Elgo mengangguk cepat, Sia tahu kalau pagar belakang sekolah selalu dikunci. Hanya naik ke atas satu-satunya cara untuk melewati dinding pembatas itu. Sia berpikir sejenak, perkataan Elgo ada benarnya juga memang. Tapi, itu artinya Sia melanggar peraturan sekolah. Dan Sia sedikit takut, jujur saja.

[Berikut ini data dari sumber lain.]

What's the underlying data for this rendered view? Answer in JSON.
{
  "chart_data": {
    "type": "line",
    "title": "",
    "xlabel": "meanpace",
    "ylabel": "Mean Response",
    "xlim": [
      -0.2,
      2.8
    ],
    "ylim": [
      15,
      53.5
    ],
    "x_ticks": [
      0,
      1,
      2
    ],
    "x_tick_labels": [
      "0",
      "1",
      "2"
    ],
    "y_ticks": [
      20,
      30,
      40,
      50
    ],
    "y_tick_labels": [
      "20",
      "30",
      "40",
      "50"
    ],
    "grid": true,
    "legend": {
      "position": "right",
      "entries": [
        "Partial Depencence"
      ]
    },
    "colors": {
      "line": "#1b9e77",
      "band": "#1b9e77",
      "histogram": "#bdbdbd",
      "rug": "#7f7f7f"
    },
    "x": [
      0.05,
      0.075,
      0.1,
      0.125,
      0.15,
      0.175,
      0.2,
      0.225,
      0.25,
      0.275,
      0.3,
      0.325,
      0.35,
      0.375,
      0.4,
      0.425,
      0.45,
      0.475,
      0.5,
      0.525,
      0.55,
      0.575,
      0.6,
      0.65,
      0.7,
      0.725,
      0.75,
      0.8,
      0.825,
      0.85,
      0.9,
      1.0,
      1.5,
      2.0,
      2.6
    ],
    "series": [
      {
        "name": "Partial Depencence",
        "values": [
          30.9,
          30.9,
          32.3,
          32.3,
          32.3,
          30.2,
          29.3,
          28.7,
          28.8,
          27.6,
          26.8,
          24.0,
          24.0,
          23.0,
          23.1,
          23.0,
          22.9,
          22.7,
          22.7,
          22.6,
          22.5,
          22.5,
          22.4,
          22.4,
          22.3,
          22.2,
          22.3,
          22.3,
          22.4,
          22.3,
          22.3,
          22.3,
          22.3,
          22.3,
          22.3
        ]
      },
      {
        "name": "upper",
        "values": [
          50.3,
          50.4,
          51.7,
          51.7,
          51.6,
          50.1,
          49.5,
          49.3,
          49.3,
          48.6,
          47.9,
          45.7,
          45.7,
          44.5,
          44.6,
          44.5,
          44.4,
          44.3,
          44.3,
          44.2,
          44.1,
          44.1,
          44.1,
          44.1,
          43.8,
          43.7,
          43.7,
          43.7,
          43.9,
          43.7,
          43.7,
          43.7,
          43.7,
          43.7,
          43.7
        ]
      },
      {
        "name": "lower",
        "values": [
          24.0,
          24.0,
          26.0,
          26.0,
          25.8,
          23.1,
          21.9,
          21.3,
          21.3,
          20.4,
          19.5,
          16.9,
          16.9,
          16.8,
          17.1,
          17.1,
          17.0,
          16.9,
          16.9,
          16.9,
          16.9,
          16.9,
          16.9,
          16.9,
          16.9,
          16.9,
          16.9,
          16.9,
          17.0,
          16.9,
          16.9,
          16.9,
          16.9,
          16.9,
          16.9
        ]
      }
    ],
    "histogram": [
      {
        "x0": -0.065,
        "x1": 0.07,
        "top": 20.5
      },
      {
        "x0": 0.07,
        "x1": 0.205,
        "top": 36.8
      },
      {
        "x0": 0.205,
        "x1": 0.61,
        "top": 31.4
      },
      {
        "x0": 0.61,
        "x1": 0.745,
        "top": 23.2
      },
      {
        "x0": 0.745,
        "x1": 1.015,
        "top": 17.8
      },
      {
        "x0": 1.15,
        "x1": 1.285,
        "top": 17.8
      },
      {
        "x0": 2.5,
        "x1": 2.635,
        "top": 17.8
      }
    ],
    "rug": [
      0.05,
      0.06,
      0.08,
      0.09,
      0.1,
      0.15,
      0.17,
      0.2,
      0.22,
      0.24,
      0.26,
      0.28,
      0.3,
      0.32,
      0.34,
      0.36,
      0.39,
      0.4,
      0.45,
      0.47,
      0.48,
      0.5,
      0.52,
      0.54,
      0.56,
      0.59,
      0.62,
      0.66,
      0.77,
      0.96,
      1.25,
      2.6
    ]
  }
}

"Tapi aku nggak bisa naik soalnya pa—"
Belum juga Sia menuntaskan kalimatnya, Elgo sudah menariknya dengan kencang. Sia sedikit tersentak lalu terhuyung dan terseret oleh Elgo. Cowok itu terus menggandengnya, Sia mau tidak mau harus ikut. Sia sudah tahu Elgo mau membawanya ke mana, tidak usah dijelaskan lagi, Sia sudah mengetahuinya.
Sia terus berlari membuntuti Elgo, sesekali ia melirik genggaman tangan cowok itu yang masih membungkus lengannya yang ramping. Jantung Sia sudah berdegup dengan kencang, darahnya sudah berdesir dengan halus. Entahlah, Sia harusnya tidak berurusan dengan cowok itu lagi. Tetapi entah kenapa, takdir selalu mempermainkan dirinya dengan cara mempertemukannya dengan cowok itu. Sia rasa, ia tidak bisa mengelak itu semua.
Setelah sampai di tempat, Elgo melepaskan tangannya, lalu ia berkacak pinggang, wajahnya terangkat ke atas, meneliti pagar belakang sekolah yang menjulang tinggi. Pagar dihadapannya ini terbuat dari besi, dan jika tidak di gembok, mereka bisa membukanya dan keluar begitu mudah. Tetapi nyatanya ini sungguh sulit. Jika ingin keluar, mereka harus mengeluarkan tenaga ekstra untuk memanjatnya.
Sia ikut menatap ke atas, ia meneguk ludahnya, bagaimana caranya dia naik? Oke, waktu kecil Sia memang pandai menaiki pohon, dan itu sama sekali tidak berlaku untuk sekarang. Sia sudah tidak bisa melakukan hal itu lagi. Terlebih lagi, sekarang dirinya tengah memakai rok. Kalau Elgo melihatnya, bisa gawat dan panjang urusannya. Sia harus menolak ini secepat mungkin, ia rasa memanjat pagar pembatas ini bukanlah ide yang baik dan pas.
Lagipula Sia juga takut dengan konsekuensinya. Tapi, ia butuh buku tugas, yang mana Sia harus keluar. Benar, cuma ini jalan satu-satunya.
Dan tekad Sia pun akhirnya sudah bulat, ia harus memanjat pagar dihadapannya ini.